Diet	NC	HF	HF + LC	HF + CO
Maltase (mg glucose/min/mg protein)	774.7 ± 124.4 *	986.8 ± 73.2	837.6 ± 128.6 *,#	990.2 ± 30.9
Lactase (mg glucose/min/mg protein)	152.2 ± 50.7 *	205.1 ± 31.6	163.5 ± 41.9 *	184.7 ± 18.4
Sucrase (mg glucose/min/mg protein)	217.6 ± 66.4 *	329.3 ± 62.2	228.2 ± 103.6 *	266.2 ± 59.4
Mucinase (nmole reducing sugar/min/mg protein)	3.6 ± 0.9 *	4.9 ± 1.0	4.0 ± 1.1	3.1 ± 0.6 *
β-glucuronidase (nmole phenolphthalein/min/mg protein)	2.4 ± 0.4 *	3.1 ± 0.5	2.2 ± 0.7 *	2.5 ± 0.2 *

Results are expressed as mean ±S.D. for each group rats (n = 8); * p < 0.05 versus HF; # p < 0.05 versus HF + CO.

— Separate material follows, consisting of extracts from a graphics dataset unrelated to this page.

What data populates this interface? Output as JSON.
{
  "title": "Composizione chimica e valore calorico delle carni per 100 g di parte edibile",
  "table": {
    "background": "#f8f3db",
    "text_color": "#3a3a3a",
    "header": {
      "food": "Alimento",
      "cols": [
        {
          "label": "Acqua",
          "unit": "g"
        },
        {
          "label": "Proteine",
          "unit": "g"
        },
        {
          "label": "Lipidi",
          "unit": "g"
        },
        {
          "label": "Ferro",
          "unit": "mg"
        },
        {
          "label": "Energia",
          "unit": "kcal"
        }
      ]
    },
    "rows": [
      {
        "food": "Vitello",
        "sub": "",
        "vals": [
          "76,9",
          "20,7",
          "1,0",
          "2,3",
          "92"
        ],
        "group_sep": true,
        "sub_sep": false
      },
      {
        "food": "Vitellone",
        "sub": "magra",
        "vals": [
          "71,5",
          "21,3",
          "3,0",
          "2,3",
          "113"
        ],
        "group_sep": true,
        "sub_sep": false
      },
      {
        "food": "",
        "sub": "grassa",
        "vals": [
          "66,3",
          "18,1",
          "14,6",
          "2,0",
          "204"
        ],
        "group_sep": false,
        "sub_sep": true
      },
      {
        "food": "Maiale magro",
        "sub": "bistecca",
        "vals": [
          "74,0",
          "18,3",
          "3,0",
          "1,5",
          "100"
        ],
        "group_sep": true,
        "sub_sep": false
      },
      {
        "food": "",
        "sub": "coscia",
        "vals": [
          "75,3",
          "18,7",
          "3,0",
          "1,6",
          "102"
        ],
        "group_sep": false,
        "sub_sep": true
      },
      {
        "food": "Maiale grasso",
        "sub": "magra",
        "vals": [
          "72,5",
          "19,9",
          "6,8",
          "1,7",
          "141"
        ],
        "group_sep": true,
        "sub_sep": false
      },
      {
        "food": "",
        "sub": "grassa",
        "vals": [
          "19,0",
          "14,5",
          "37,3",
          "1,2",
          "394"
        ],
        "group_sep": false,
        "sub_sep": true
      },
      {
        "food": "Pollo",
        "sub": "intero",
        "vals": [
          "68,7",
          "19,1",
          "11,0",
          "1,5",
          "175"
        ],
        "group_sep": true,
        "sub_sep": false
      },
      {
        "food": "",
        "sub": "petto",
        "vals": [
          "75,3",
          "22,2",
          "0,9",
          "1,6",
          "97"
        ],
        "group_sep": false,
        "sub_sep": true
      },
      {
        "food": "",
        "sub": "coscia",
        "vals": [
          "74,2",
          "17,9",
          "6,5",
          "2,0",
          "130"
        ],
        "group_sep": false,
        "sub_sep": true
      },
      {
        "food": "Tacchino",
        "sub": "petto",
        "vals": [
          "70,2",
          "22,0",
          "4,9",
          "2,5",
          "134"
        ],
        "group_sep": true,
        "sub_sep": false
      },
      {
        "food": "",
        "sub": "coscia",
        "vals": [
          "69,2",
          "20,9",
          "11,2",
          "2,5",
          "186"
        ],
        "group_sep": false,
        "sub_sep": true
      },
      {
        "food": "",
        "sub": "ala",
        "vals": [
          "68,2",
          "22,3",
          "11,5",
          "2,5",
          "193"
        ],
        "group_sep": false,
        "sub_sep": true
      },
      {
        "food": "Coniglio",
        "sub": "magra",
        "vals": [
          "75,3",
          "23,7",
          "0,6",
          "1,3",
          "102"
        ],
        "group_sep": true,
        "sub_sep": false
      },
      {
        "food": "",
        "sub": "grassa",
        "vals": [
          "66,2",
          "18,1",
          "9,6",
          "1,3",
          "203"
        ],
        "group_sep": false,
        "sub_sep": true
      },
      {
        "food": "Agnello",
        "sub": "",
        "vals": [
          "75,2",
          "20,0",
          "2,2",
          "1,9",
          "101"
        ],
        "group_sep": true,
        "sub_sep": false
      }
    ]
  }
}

The effects of chitosan on body weight reduction in human clinical trials are controversial. Trivedi et al. (2016) [14] and Schiller et al. (2001) [15] have shown a positive effect of reducing body weight in overweight and obese individuals. On the other hand, Mhurchu et al. (2004) [13] and Ho et al. (2001) [16] have indicated that there was no significant alteration of body weight in obese subjects between placebo and chitosan administration. However, they have not claimed the characteristics of chitosan used in these human studies including molecular weight and its derivatives, which may exhibit different influence on body weight and other biological parameters of obese individuals. Moreover, this fact also motivates us to evaluate the functional effects of low molecular weight chitosan and chitosan oligosaccharide on lipid metabolism and related enzyme activities in high-fat-diet-induced obese rats, which could be applied for results of human clinical trials.

4. Conclusions

The findings of this study suggest that there are the different anti-obesity effects between 5% LC and 5% CO supplementations in HF-diet-fed rats for 10 weeks. LC has relatively greater ability than CO to positively regulate lipid metabolism and intestinal disaccharidase activities in HF diet-induced obese rats (Figure 1). According to the anti-obesity effects of a previous long-term study reported by Choi et al. (2012) [27], it is possible that much more long-term feeding (five months) may be required for CO to reach a significant anti-obesity effect in HF diet-induced obese rats. The detailed effects and mechanisms of both LC and CO on fecal microflora enzyme activities in HF-diet-fed rats still need to be further clarified in the future. The present study may provide valuable information to further clinical trials of low molecular weight chitosan for obese subjects. Moreover, for future studies, the effects of a wider spectrum of molecular weights and deacetylation degrees for chitosan may need to be evaluated, and the influence of mineral- and fat-soluble vitamin status by continuous and massive intake of chitosan may also need to be taking into account.

Figure 1

Scheme representing the functional comparison for lipid metabolism and intestinal/fecal enzyme activities between low molecular weight chitosan (LC) and chitosan oligosaccharide (CO) in high-fat (HF)-diet-fed rats. There are the different anti-obesity effects between 5% LC and 5% CO supplementations in HF-diet-fed rats for 10 weeks. LC has relatively greater ability than CO to positively regulate lipid metabolism and intestinal disaccharidase activities in HF-diet-induced obese rats.